The Regional Plan Association released a comprehensive report today, calling for the long-term creation of a host of transit projects–including new subway extensions, light rail and rapid bus service–designed to expand capacity and service as the area’s population grows.
Among the recommendations were calls for a light rail loop in midtown that connects to the emerging far West Side; rapid bus service on First and Second avenues; an eastward extension of the planned Second Avenue Subway to include stops in the Lower East Side; an extension of the planned subway to reach westward across 125th Street; new ferry service across the East River; and a set of new subway extensions outside of Manhattan.
The proposals span from the extremely costly (the Second Avenue Subway would need well over $10 billion to be completed to its current plan, let alone an extension, for instance), to the more modestly expensive.
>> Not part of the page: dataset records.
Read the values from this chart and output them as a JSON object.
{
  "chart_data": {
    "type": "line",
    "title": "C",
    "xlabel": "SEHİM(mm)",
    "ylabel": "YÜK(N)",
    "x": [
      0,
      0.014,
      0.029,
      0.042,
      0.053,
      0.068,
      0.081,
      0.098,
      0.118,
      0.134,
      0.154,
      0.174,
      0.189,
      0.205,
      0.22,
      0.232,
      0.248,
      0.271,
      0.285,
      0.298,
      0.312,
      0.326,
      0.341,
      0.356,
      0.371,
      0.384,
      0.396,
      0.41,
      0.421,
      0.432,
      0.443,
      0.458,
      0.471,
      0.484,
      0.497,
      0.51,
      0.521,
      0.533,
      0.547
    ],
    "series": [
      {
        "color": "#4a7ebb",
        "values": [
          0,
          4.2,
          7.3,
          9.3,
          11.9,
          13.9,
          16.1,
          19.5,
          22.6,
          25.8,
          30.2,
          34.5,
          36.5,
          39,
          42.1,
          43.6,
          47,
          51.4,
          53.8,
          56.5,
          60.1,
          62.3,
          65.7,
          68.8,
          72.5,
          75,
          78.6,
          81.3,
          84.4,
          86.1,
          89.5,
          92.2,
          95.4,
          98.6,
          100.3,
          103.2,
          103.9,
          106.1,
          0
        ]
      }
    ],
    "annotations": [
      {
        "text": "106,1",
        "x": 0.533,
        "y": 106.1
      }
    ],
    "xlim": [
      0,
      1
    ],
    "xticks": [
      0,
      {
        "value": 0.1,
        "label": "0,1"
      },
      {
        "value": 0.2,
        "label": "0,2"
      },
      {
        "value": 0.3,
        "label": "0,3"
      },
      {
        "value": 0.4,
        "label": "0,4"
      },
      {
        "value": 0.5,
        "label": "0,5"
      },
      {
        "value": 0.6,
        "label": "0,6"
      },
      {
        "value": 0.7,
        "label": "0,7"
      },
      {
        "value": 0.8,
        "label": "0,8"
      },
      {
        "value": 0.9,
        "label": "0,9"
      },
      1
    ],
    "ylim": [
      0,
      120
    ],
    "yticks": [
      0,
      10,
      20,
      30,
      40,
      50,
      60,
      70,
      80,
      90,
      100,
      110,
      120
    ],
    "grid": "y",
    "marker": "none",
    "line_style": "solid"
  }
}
A rapid bus service on the East Side, the report says, would have limited costs and could be implemented in the short-term.
Among the more intriguing recommendations for Manhattan is a proposal for free cross-town buses in midtown, a concept that would save significant time given the time currently spent loading the buses with fare payers.
"What we have to do is begin to pinpoint these things so that New York and the urban portions of this region can begin to benefit from the coming oil dependence problem, the gas problem, the sustainability problem," said Jeff Zupan, the main author of the report.
The report, entitled "Tomorrow’s Transit" (PDF here), comes as transportation advocates are trying to put better transit on the national agenda amid tight budgets and a sinking economy. Yesterday, advocates and city and state transportation officials held a rally where they pushed for more federal transportation investment.